Она смеётся, пытается повторить, но у неё это плохо получается. Я замечаю на груди её, в разрезе платья, маленький крестик. Она ловит мой взгляд, и крестик исчезает, только тоненькая цепочка остаётся на виду.

Я прошу её спеть.

– Нье, – говорит она, потом соглашается, выносит из дому гитару, и по вечерним туманам и выпавшим на ночь прохладным росам плывут задушевные польские песни.

Я был сражён наповал. Восхищался, благодарил её, а поцеловать, хотя бы по-братски, – нет, не осмелился.

Уже темно, она в свете фонаря над террасой пишет что-то авторучкой на листе бумаги и протягивает мне.

– Что это?

– Мой адрес.

Я бегло читаю. Труднопроизносимое воеводство из двух через дефис слов, далее – Мала-Малина. Это понятно. Улица, номер дома… И подпись: Иренка Игначек.

Аккуратно складываю лист вчетверо, прячу в нагрудном кармане рубахи.

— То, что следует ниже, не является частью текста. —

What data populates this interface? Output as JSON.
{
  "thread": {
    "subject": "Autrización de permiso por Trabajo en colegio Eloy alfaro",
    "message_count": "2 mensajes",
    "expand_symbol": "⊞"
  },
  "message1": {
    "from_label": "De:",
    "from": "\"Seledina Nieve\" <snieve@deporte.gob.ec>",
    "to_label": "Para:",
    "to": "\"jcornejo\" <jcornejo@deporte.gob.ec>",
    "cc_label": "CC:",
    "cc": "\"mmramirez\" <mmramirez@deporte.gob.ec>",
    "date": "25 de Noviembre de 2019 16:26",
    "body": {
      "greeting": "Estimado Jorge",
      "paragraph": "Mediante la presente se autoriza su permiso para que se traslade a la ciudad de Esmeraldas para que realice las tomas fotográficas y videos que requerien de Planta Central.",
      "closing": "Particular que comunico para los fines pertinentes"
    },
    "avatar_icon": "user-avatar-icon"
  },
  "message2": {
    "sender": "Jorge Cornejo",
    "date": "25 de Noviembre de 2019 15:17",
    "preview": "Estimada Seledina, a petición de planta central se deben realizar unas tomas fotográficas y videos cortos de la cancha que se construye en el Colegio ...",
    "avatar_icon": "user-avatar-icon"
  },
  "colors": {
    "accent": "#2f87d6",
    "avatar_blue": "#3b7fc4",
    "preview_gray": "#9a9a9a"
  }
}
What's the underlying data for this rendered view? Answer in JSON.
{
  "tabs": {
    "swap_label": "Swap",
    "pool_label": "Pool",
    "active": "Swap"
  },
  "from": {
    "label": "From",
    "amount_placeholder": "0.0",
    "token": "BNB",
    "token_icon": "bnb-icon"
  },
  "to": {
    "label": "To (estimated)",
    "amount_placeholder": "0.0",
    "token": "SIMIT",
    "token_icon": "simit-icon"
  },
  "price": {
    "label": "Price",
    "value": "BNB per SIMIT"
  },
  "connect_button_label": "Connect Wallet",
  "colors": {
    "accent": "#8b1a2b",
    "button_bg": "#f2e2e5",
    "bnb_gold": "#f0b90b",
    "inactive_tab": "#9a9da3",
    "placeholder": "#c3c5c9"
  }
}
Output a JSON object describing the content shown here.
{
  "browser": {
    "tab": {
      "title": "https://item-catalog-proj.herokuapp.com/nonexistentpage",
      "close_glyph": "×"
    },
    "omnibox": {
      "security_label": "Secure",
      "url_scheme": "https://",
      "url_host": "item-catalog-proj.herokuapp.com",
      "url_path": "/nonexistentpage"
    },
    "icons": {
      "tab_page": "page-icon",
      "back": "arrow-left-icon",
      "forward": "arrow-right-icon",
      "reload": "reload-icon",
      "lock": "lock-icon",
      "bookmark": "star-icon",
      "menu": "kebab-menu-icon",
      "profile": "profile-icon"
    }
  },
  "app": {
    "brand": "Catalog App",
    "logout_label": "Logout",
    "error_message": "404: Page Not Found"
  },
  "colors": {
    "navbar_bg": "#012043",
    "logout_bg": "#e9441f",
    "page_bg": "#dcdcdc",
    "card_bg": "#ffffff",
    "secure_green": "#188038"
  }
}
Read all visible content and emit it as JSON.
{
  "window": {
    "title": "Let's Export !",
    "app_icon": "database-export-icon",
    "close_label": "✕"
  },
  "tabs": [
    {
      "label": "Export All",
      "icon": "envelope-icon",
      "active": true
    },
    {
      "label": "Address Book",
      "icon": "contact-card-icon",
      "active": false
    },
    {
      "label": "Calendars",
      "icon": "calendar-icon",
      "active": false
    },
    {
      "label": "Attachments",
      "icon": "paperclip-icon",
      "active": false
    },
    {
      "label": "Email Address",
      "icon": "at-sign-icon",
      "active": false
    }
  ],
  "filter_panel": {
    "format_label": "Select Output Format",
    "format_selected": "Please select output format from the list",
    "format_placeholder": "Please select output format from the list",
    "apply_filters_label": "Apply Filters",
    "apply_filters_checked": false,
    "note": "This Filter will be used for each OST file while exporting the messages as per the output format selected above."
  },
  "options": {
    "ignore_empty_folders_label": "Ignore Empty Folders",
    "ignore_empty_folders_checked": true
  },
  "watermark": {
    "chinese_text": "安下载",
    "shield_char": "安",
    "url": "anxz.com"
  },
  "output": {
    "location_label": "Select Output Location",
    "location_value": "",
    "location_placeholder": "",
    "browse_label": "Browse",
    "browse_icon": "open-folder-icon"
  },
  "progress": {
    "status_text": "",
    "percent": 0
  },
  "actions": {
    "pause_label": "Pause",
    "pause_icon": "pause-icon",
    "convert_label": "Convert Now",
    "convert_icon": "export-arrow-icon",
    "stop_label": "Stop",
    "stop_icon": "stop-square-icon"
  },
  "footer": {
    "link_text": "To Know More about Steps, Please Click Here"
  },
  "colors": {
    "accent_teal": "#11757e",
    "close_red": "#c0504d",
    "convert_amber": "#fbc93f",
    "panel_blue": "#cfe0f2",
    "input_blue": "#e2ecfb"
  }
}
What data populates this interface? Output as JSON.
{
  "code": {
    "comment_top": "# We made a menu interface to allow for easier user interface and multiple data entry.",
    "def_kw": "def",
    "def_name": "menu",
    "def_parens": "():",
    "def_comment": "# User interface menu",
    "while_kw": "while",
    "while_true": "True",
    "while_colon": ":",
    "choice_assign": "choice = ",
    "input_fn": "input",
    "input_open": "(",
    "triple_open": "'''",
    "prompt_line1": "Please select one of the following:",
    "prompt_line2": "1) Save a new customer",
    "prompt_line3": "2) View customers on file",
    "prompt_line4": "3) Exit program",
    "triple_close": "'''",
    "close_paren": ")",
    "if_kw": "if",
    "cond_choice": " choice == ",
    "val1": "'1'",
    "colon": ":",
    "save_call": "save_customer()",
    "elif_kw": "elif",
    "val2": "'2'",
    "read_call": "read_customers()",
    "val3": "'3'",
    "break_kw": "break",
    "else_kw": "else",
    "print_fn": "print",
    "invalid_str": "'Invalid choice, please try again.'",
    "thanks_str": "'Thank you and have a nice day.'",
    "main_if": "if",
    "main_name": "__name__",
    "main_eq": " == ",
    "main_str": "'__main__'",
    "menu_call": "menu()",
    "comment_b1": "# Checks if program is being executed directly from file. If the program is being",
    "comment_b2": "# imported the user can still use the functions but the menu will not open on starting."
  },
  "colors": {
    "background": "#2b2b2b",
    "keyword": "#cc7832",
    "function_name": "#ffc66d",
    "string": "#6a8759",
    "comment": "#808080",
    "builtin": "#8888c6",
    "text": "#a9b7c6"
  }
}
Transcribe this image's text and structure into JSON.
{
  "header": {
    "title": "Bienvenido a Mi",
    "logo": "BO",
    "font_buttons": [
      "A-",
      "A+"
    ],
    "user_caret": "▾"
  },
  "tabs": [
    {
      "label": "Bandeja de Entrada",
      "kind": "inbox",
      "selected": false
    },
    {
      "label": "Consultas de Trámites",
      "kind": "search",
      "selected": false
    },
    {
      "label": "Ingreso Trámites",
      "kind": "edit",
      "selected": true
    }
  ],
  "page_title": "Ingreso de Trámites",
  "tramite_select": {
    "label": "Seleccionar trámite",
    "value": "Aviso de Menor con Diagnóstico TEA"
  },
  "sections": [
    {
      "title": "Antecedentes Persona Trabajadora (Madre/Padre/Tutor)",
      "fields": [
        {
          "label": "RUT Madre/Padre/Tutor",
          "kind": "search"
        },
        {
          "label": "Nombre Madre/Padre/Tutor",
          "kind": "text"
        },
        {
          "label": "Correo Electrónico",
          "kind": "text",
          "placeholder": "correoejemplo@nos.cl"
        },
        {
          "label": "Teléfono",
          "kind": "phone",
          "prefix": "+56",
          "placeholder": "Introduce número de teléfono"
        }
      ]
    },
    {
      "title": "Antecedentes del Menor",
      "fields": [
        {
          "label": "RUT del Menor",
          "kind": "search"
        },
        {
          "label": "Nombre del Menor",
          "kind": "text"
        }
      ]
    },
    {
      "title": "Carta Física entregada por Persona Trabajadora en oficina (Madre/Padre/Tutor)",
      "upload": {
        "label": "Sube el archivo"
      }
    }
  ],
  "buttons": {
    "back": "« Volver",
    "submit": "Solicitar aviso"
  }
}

Она постелила мне в небольшой комнате с окнами в сад. Вокруг белизна стен с фотопортретами неизвестных мне людей, на белёной печи – разноцветные узоры, как на стенах дома снаружи. Из открытого окна веет послегрозовым, насыщенным озоном, чистым, свежим воздухом. Защёлкали, засвистели в саду на все лады соловьи… Не спалось. Перед глазами стояла Иренка, и я говорил ей то, что не хватало духу сказать вечером. Я слышал, как она за дверью тихо ступает туда-сюда, позвякивает посудой, вёдрами, выходит во двор – управляется с возложенным на её хрупкие плечи хозяйством. Уснул как-то резко, мгновенно, точно в яму провалился.

Утром меня ждала на табурете чистая, свежевыглаженная солдатская форма, на столе – стакан молока. В углу стояли костыли, один мой сапог с какой-то калошей рядом – для больной ноги, стало быть, и пакет, видать, со вторым, разрезанным сапогом. Да, нога опять заныла со страшной силой, хоть на стену лезь.

Около шести утра Иренка вошла ко мне в комнату опять-таки с паном Кшиштофом. Он осмотрел больную ногу, опять сделал мне обезболивающий укол и сказал, что часа на четыре действия инъекции хватит.

– Успеешь до своих добраться.

– Не знаю, как и благодарить вас, пан Кшиштоф! – ответил я.

Я встречал потом в жизни немало хороших людей, но образ пана Кшиштофа остался в памяти в каком-то её особом красном уголке.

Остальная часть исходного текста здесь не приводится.